Riportiamo qui di seguito, virgolettato, un ampio stralcio della replica di Gruppo IV Gamma di Unione Italiana Food.
“Il Gruppo IV Gamma di Unione Italiana Food, che rappresenta le imprese che operano nel settore della IV Gamma, ha rilevato alcune inesattezze su quanto riportato in merito agli ortaggi lavati e tagliati pronti all’uso. Per garantire ai lettori una corretta informazione ecco qui di seguito i 4 punti evidenziati”:
1. “La qualità e la sicurezza dal punto di vista igienico degli ortofrutticoli di IV Gamma vengono preservate attraverso lavaggio e asciugatura accurati. Il lavaggio, per il quale la normativa nazionale prevede almeno due vasche a ricambio continuo di acqua, avviene con acqua potabile e attraverso sistemi tecnologici avanzati che – a differenza del lavaggio domestico – garantiscono un prodotto sicuro e conforme alla legge. È per questo motivo che il Ministero della Salute consente di commercializzare il prodotto come “lavato e pronto al consumo”. Mettere in dubbio l’igiene con frasi come  ‘…risciacquate prima del consumo e mangiate subito’, come scritto nell’articolo, equivale a mettere in dubbio una disciplina normativa e il lavoro delle Istituzioni che hanno operato per predisporla. Si precisa anche che la sicurezza dei prodotti di IV Gamma è garantita dai numerosi controlli che vengono effettuati lungo tutta la filiera produttiva e che i tempi che intercorrono tra la raccolta, la lavorazione e la vendita sono molto brevi affinché venga garantita la freschezza del prodotto”.
2. “Il costo dei prodotti di IV Gamma non può essere equiparato a quello degli ortofrutticoli di prima gamma. Si tratta di prodotti diversi, in quanto la IV Gamma rientra fra i prodotti immediatamente pronti per il consumo. Il suo costo, dunque, è giustificato dall’alto valore di servizio, dai processi tecnologici alla base della loro preparazione e dagli accurati sistemi di verifica dei parametri igienico-sanitari e di conservazione. Inoltre, si tratta di un costo netto, poiché non ci sono scarti.

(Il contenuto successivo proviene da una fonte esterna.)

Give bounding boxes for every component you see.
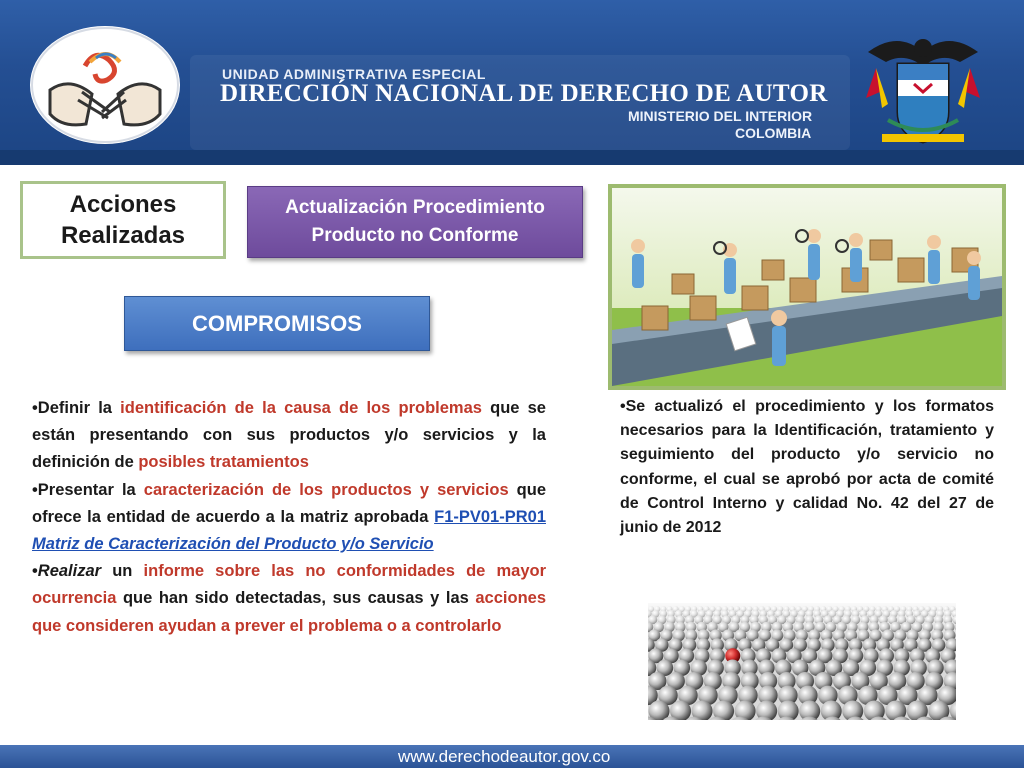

Il prodotto di IV Gamma, essendo già mondato, lavato e porzionato è a ‘scarto zero’, in quanto il contenuto della confezione è disponibile per il consumo nella sua interezza, senza scarto. Gli scarti di produzione, inoltre, vengono riutilizzati al 100%, prevalentemente per l’alimentazione animale, in un’ottica perfettamente circolare, senza quindi essere buttati come avviene invece nel caso della pulizia domestica dei prodotti di prima gamma”.
3. “Dal punto di vista nutrizionale gli ortaggi di IV Gamma sono assolutamente equiparabili a quelli di prima gamma. Durante la lavorazione all’interno dello stabilimento, le materie prime che danno vita a prodotti di IV Gamma non subiscono alcun trattamento, ma sono sottoposte a processi tecnologici di minima entità per garantirne la sicurezza igienica e la valorizzazione. Il freddo è l’unico elemento utilizzato per preservare la freschezza e qualità dei prodotti”.
4. “Le aziende associate al Gruppo IV Gamma di Unione Italiana Food si impegnano verso una sempre maggiore sostenibilità dei processi produttivi, puntando da un lato all’attenzione all’eliminazione dello spreco, e dall’altro alla riduzione dei consumi idrici e energetici. Dal punto di vista dei consumi le aziende investono continuamente in innovazione tecnologica volta ad efficientare i processi produttivi riducendo continuamente il fabbisogno di acqua ed energia. In ogni caso il processo aziendale è notevolmente più efficiente di quello domestico; ad esempio, il procedimento di lavaggio industriale consuma circa il 90% di acqua in meno rispetto a quello domestico, a parità di prodotto”.